Die folgenden Ausschlüsse gelten nicht im Rahmen der Versicherung privater Haftpflichtrisiken. Ausgenommen davon ist der Ausschluss zu Sachschäden durch Senkungen von Grundstücken oder Erdrutschungen: Dieser bleibt auch für private Haftpflichtrisiken bestehen.

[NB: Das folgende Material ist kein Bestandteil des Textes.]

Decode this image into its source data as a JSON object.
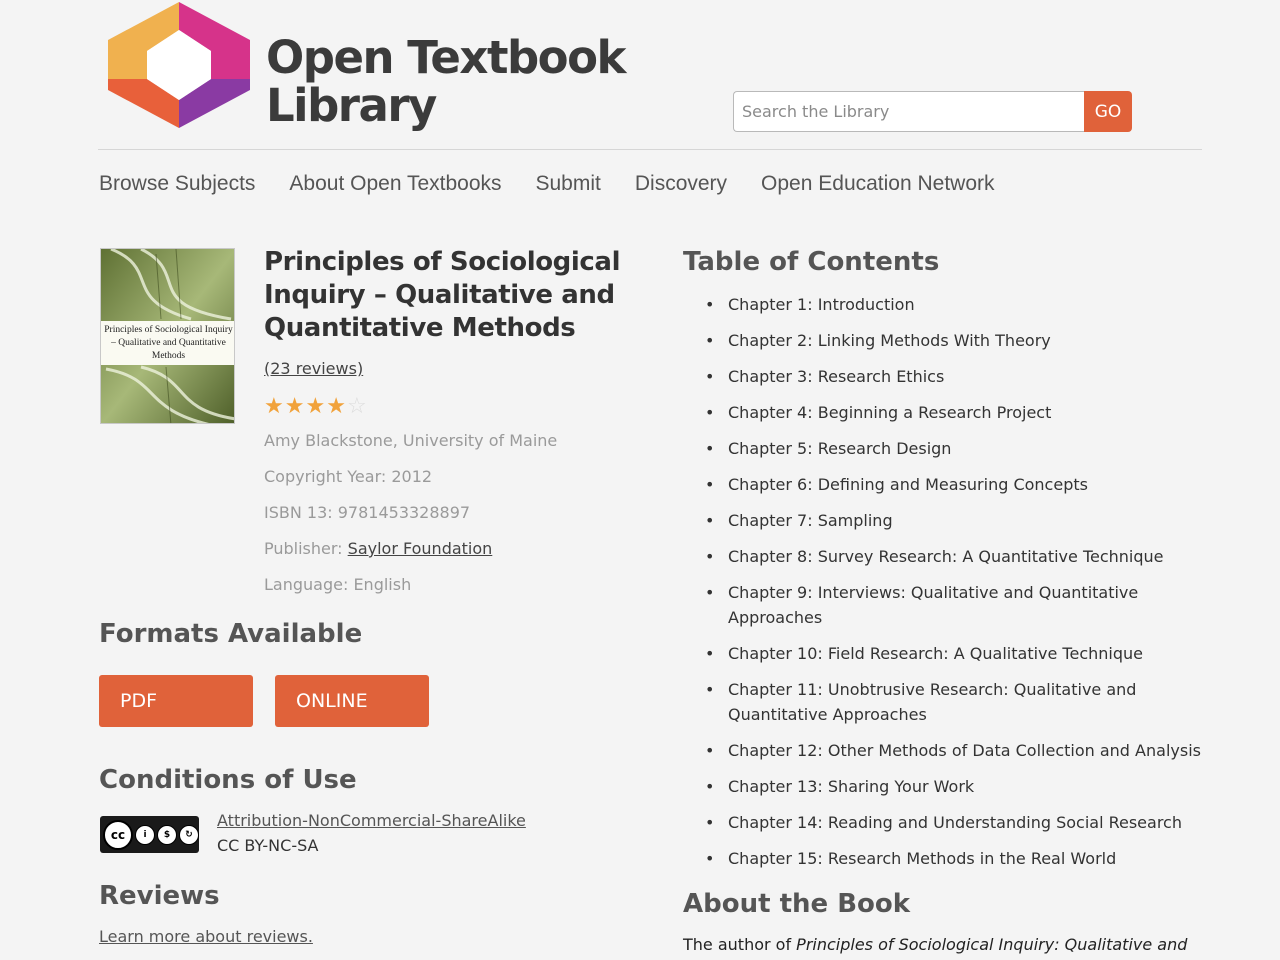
{
  "site": {
    "logo_line1": "Open Textbook",
    "logo_line2": "Library",
    "colors": {
      "accent": "#e0623a",
      "logo_yellow": "#f0b14f",
      "logo_magenta": "#d6338a",
      "logo_orange": "#e8603a",
      "logo_purple": "#8a3aa3"
    }
  },
  "search": {
    "placeholder": "Search the Library",
    "button_label": "GO"
  },
  "nav": {
    "items": [
      "Browse Subjects",
      "About Open Textbooks",
      "Submit",
      "Discovery",
      "Open Education Network"
    ]
  },
  "book": {
    "cover_title": "Principles of Sociological Inquiry – Qualitative and Quantitative Methods",
    "title": "Principles of Sociological Inquiry – Qualitative and Quantitative Methods",
    "reviews_link": "(23 reviews)",
    "rating": 4,
    "rating_max": 5,
    "author": "Amy Blackstone, University of Maine",
    "copyright": "Copyright Year: 2012",
    "isbn": "ISBN 13: 9781453328897",
    "publisher_label": "Publisher: ",
    "publisher": "Saylor Foundation",
    "language": "Language: English"
  },
  "formats": {
    "heading": "Formats Available",
    "buttons": [
      "PDF",
      "ONLINE"
    ]
  },
  "conditions": {
    "heading": "Conditions of Use",
    "badge_icons": [
      "cc-icon",
      "by-icon",
      "nc-icon",
      "sa-icon"
    ],
    "license_link": "Attribution-NonCommercial-ShareAlike",
    "license_abbr": "CC BY-NC-SA"
  },
  "reviews": {
    "heading": "Reviews",
    "learn_more": "Learn more about reviews."
  },
  "toc": {
    "heading": "Table of Contents",
    "items": [
      "Chapter 1: Introduction",
      "Chapter 2: Linking Methods With Theory",
      "Chapter 3: Research Ethics",
      "Chapter 4: Beginning a Research Project",
      "Chapter 5: Research Design",
      "Chapter 6: Defining and Measuring Concepts",
      "Chapter 7: Sampling",
      "Chapter 8: Survey Research: A Quantitative Technique",
      "Chapter 9: Interviews: Qualitative and Quantitative Approaches",
      "Chapter 10: Field Research: A Qualitative Technique",
      "Chapter 11: Unobtrusive Research: Qualitative and Quantitative Approaches",
      "Chapter 12: Other Methods of Data Collection and Analysis",
      "Chapter 13: Sharing Your Work",
      "Chapter 14: Reading and Understanding Social Research",
      "Chapter 15: Research Methods in the Real World"
    ]
  },
  "about": {
    "heading": "About the Book",
    "text_prefix": "The author of ",
    "text_italic": "Principles of Sociological Inquiry: Qualitative and"
  }
}
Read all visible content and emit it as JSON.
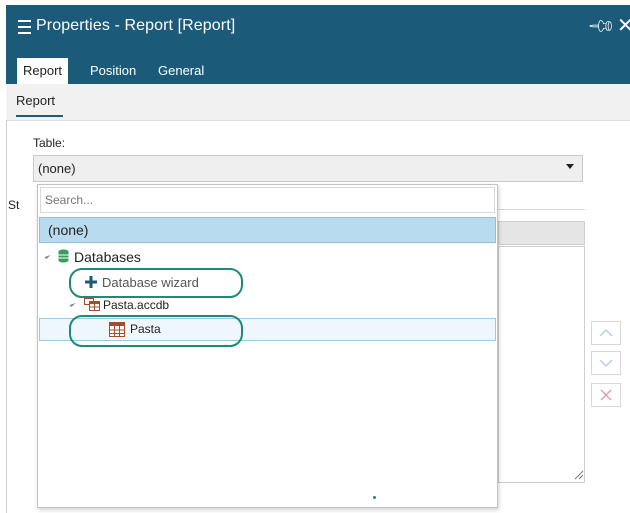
{
  "panel": {
    "title": "Properties - Report [Report]",
    "tabs": [
      {
        "label": "Report",
        "active": true
      },
      {
        "label": "Position",
        "active": false
      },
      {
        "label": "General",
        "active": false
      }
    ],
    "subtab": "Report"
  },
  "table_field": {
    "label": "Table:",
    "value": "(none)",
    "partial_label": "St"
  },
  "dropdown": {
    "search_placeholder": "Search...",
    "items": {
      "none": "(none)",
      "databases": "Databases",
      "database_wizard": "Database wizard",
      "pasta_accdb": "Pasta.accdb",
      "pasta": "Pasta"
    }
  },
  "colors": {
    "header": "#1c5a79",
    "selection": "#b9dbef",
    "annotation": "#1e8a78"
  },
  "icons": [
    "menu-icon",
    "pin-icon",
    "close-icon",
    "database-icon",
    "plus-icon",
    "access-file-icon",
    "table-icon"
  ]
}
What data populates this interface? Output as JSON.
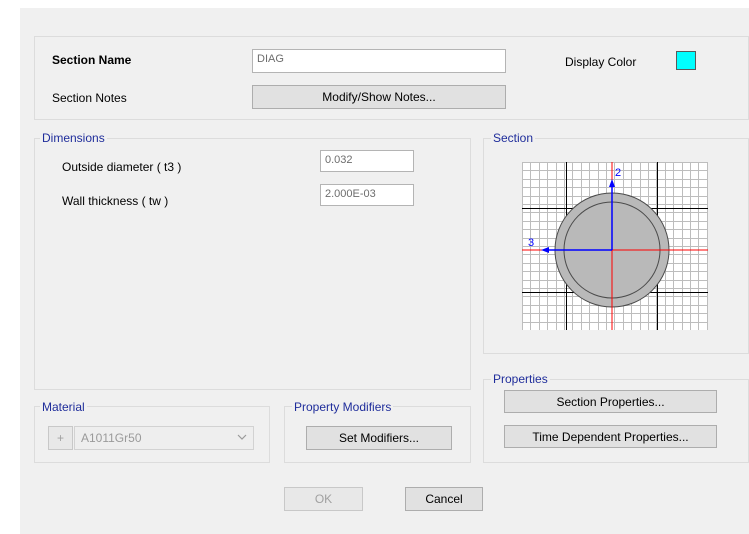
{
  "section_name": {
    "label": "Section Name",
    "value": "DIAG"
  },
  "section_notes": {
    "label": "Section Notes",
    "button": "Modify/Show Notes..."
  },
  "display_color": {
    "label": "Display Color",
    "color": "#00ffff"
  },
  "dimensions": {
    "title": "Dimensions",
    "outside_diameter": {
      "label": "Outside diameter  ( t3 )",
      "value": "0.032"
    },
    "wall_thickness": {
      "label": "Wall thickness  ( tw )",
      "value": "2.000E-03"
    }
  },
  "section_preview": {
    "title": "Section",
    "axis2_label": "2",
    "axis3_label": "3",
    "colors": {
      "grid": "#b8b8b8",
      "major": "#000000",
      "axis_red": "#ff0000",
      "axis_blue": "#0000ff",
      "ring": "#c0c0c0"
    }
  },
  "properties": {
    "title": "Properties",
    "section_properties": "Section Properties...",
    "time_dependent": "Time Dependent Properties..."
  },
  "material": {
    "title": "Material",
    "plus": "+",
    "value": "A1011Gr50"
  },
  "property_modifiers": {
    "title": "Property Modifiers",
    "button": "Set Modifiers..."
  },
  "footer": {
    "ok": "OK",
    "cancel": "Cancel"
  }
}
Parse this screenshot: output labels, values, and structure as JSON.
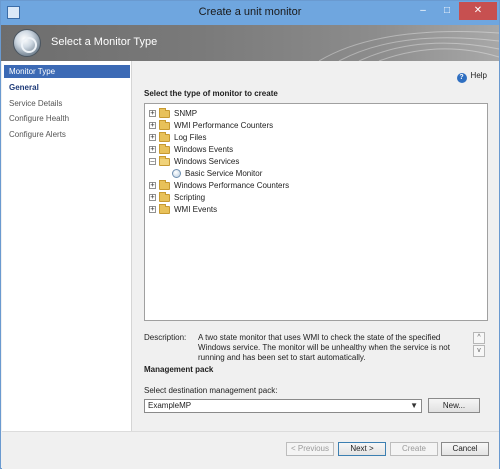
{
  "window": {
    "title": "Create a unit monitor"
  },
  "banner": {
    "heading": "Select a Monitor Type"
  },
  "sidebar": {
    "items": [
      {
        "label": "Monitor Type"
      },
      {
        "label": "General"
      },
      {
        "label": "Service Details"
      },
      {
        "label": "Configure Health"
      },
      {
        "label": "Configure Alerts"
      }
    ]
  },
  "main": {
    "help_label": "Help",
    "tree_heading": "Select the type of monitor to create",
    "tree": [
      {
        "label": "SNMP"
      },
      {
        "label": "WMI Performance Counters"
      },
      {
        "label": "Log Files"
      },
      {
        "label": "Windows Events"
      },
      {
        "label": "Windows Services"
      },
      {
        "label": "Basic Service Monitor"
      },
      {
        "label": "Windows Performance Counters"
      },
      {
        "label": "Scripting"
      },
      {
        "label": "WMI Events"
      }
    ],
    "description_label": "Description:",
    "description_text": "A two state monitor that uses WMI to check the state of the specified Windows service. The monitor will be unhealthy when the service is not running and has been set to start automatically.",
    "mp_heading": "Management pack",
    "mp_select_label": "Select destination management pack:",
    "mp_value": "ExampleMP",
    "new_button": "New..."
  },
  "footer": {
    "previous": "< Previous",
    "next": "Next >",
    "create": "Create",
    "cancel": "Cancel"
  }
}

Ansprüche, die gegen den Versicherungsnehmer wegen Umweltschäden gemäß Umweltschadensgesetz oder anderer auf der EU-Umwelthaftungsrichtlinie (2004/35/EG) basierender nationaler Umsetzungsgesetze geltend gemacht werden. Dies gilt auch dann, wenn der Versicherungsnehmer von einem Dritten aufgrund gesetzlicher Haftpflichtbestimmungen privatrechtlichen Inhalts auf Erstattung der durch solche Umweltschäden entstandenen Kosten in Anspruch genommen wird. Der Versicherungsschutz bleibt aber für solche Ansprüche erhalten, die auch ohne Bestehen des Umweltschadensgesetzes oder anderer auf der EU-Umwelthaftungsrichtlinie (2004/35/EG) basierender nationaler Umsetzungsgesetze bereits aufgrund gesetzlicher Haftpflichtbestimmungen privatrechtlichen Inhalts gegen den Versicherungsnehmer geltend gemacht werden könnten.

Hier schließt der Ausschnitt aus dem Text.